Writing to Kevin was her way of expressing her feelings about everything that was going on there. She couldn’t talk to her parents about it. They loved the dig and didn’t realize how she felt. Evan couldn’t talk to Allie about it; she was too young and wouldn’t be familiar with the turmoil in the soul of a future high school senior. Evan couldn’t talk to Amanda about it, either. Her father’s administrative assistant only delivered and picked up mail and was around only for few busy hours. Evan couldn’t talk to anyone else about it. Even thought it was almost the same team that had worked on all four previous expeditions, they wouldn’t understand her at all. They loved the dig, while she hated it.
In the beginning, she had been upset that Kevin wanted to know everything about the dig and the findings. Evan thought he wasn’t interested in her anymore, but his letters kept on coming, hidden in the Mort Enterprises internal communications bag, and Amanda was secretly giving them to her. Letter after letter came and in every one, Kevin asked
about the dig and the findings, explaining that if Evan talked about those things that were bothering her she would feel better and would not notice the time dragging along.

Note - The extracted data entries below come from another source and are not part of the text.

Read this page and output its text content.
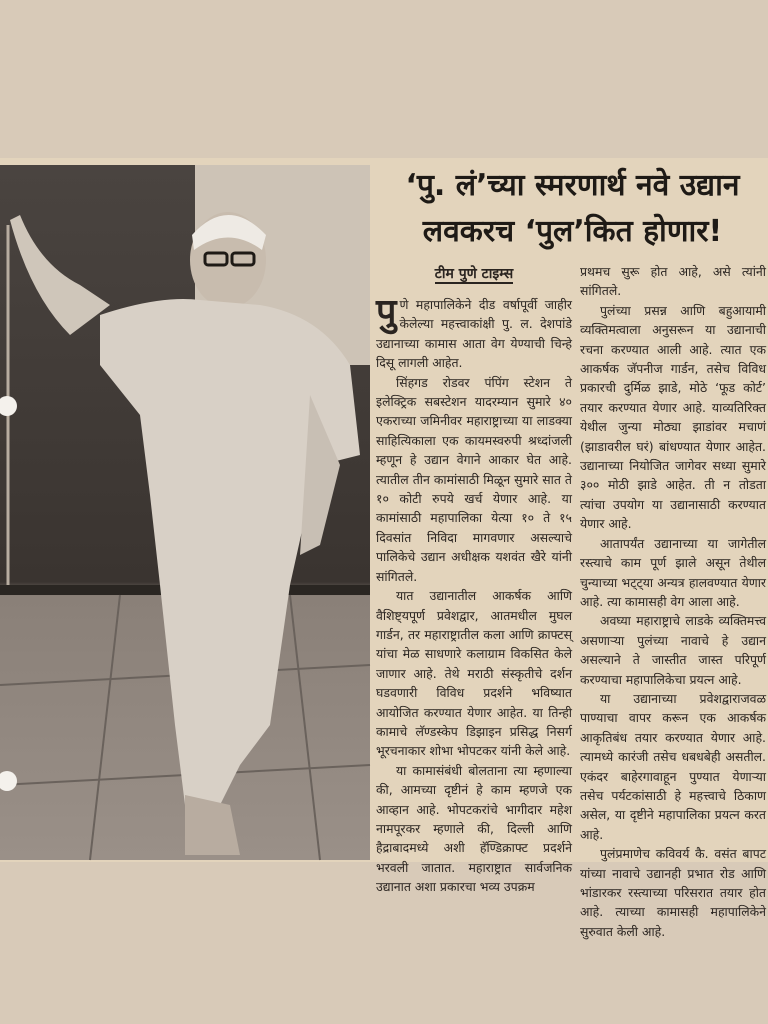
‘पु. लं’च्या स्मरणार्थ नवे उद्यान
लवकरच ‘पुल’कित होणार!

टीम पुणे टाइम्स

पुणे महापालिकेने दीड वर्षापूर्वी जाहीर केलेल्या महत्त्वाकांक्षी पु. ल. देशपांडे उद्यानाच्या कामास आता वेग येण्याची चिन्हे दिसू लागली आहेत.

सिंहगड रोडवर पंपिंग स्टेशन ते इलेक्ट्रिक सबस्टेशन यादरम्यान सुमारे ४० एकराच्या जमिनीवर महाराष्ट्राच्या या लाडक्या साहित्यिकाला एक कायमस्वरुपी श्रध्दांजली म्हणून हे उद्यान वेगाने आकार घेत आहे. त्यातील तीन कामांसाठी मिळून सुमारे सात ते १० कोटी रुपये खर्च येणार आहे. या कामांसाठी महापालिका येत्या १० ते १५ दिवसांत निविदा मागवणार असल्याचे पालिकेचे उद्यान अधीक्षक यशवंत खैरे यांनी सांगितले.

यात उद्यानातील आकर्षक आणि वैशिष्ट्यपूर्ण प्रवेशद्वार, आतमधील मुघल गार्डन, तर महाराष्ट्रातील कला आणि क्राफ्टस् यांचा मेळ साधणारे कलाग्राम विकसित केले जाणार आहे. तेथे मराठी संस्कृतीचे दर्शन घडवणारी विविध प्रदर्शने भविष्यात आयोजित करण्यात येणार आहेत. या तिन्ही कामाचे लॅण्डस्केप डिझाइन प्रसिद्ध निसर्ग भूरचनाकार शोभा भोपटकर यांनी केले आहे.

या कामासंबंधी बोलताना त्या म्हणाल्या की, आमच्या दृष्टीनं हे काम म्हणजे एक आव्हान आहे. भोपटकरांचे भागीदार महेश नामपूरकर म्हणाले की, दिल्ली आणि हैद्राबादमध्ये अशी हॅण्डिक्राफ्ट प्रदर्शने भरवली जातात. महाराष्ट्रात सार्वजनिक उद्यानात अशा प्रकारचा भव्य उपक्रम

प्रथमच सुरू होत आहे, असे त्यांनी सांगितले.

पुलंच्या प्रसन्न आणि बहुआयामी व्यक्तिमत्वाला अनुसरून या उद्यानाची रचना करण्यात आली आहे. त्यात एक आकर्षक जॅपनीज गार्डन, तसेच विविध प्रकारची दुर्मिळ झाडे, मोठे ‘फूड कोर्ट’ तयार करण्यात येणार आहे. याव्यतिरिक्त येथील जुन्या मोठ्या झाडांवर मचाणं (झाडावरील घरं) बांधण्यात येणार आहेत. उद्यानाच्या नियोजित जागेवर सध्या सुमारे ३०० मोठी झाडे आहेत. ती न तोडता त्यांचा उपयोग या उद्यानासाठी करण्यात येणार आहे.

आतापर्यंत उद्यानाच्या या जागेतील रस्त्याचे काम पूर्ण झाले असून तेथील चुन्याच्या भट्ट्या अन्यत्र हालवण्यात येणार आहे. त्या कामासही वेग आला आहे.

अवघ्या महाराष्ट्राचे लाडके व्यक्तिमत्त्व असणाऱ्या पुलंच्या नावाचे हे उद्यान असल्याने ते जास्तीत जास्त परिपूर्ण करण्याचा महापालिकेचा प्रयत्न आहे.

या उद्यानाच्या प्रवेशद्वाराजवळ पाण्याचा वापर करून एक आकर्षक आकृतिबंध तयार करण्यात येणार आहे. त्यामध्ये कारंजी तसेच धबधबेही असतील. एकंदर बाहेरगावाहून पुण्यात येणाऱ्या तसेच पर्यटकांसाठी हे महत्त्वाचे ठिकाण असेल, या दृष्टीने महापालिका प्रयत्न करत आहे.

पुलंप्रमाणेच कविवर्य कै. वसंत बापट यांच्या नावाचे उद्यानही प्रभात रोड आणि भांडारकर रस्त्याच्या परिसरात तयार होत आहे. त्याच्या कामासही महापालिकेने सुरुवात केली आहे.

Now Evan was glad she’d listened to Kevin. Laying on paper the details about the daily archeological discoveries, struggles and hypotheses was really therapeutic. She followed every detail with a few lines about how it made her feel. She should have started doing that long time ago. It was better than writing in her diary, because the diary didn’t write back. Kevin had always given her the best advice. When she was worried that her parents wouldn’t approve of them seeing each other, he came up with the idea to meet secretly on their way to and from school, and then he offered to let her drive his car.
OMG, isn’t he nice!
A rush of summer wind stroked her cheek and played with her hair. The gentle touch felt just like when they drove the Mercedes SLS convertible to and from school. She looked up, popping big bubbles one after another. A few playful, small and puffy clouds were running across the sky in the distance. Being almost as high as the top of the forest canopy was not helping her see too far above the trees, but whatever she could see from up there was breathtaking. Some of the trees were in blossom. Colorful birds were popping in and out of the foliage. The smell of the rainforest and its flowers was intoxicating. The sun was getting closer to the horizon.
Oh, no! It’s time to go. I have to be back before dark. They will start looking for me soon. She threw the pen and papers in her backpack and started climbing down the pyramid.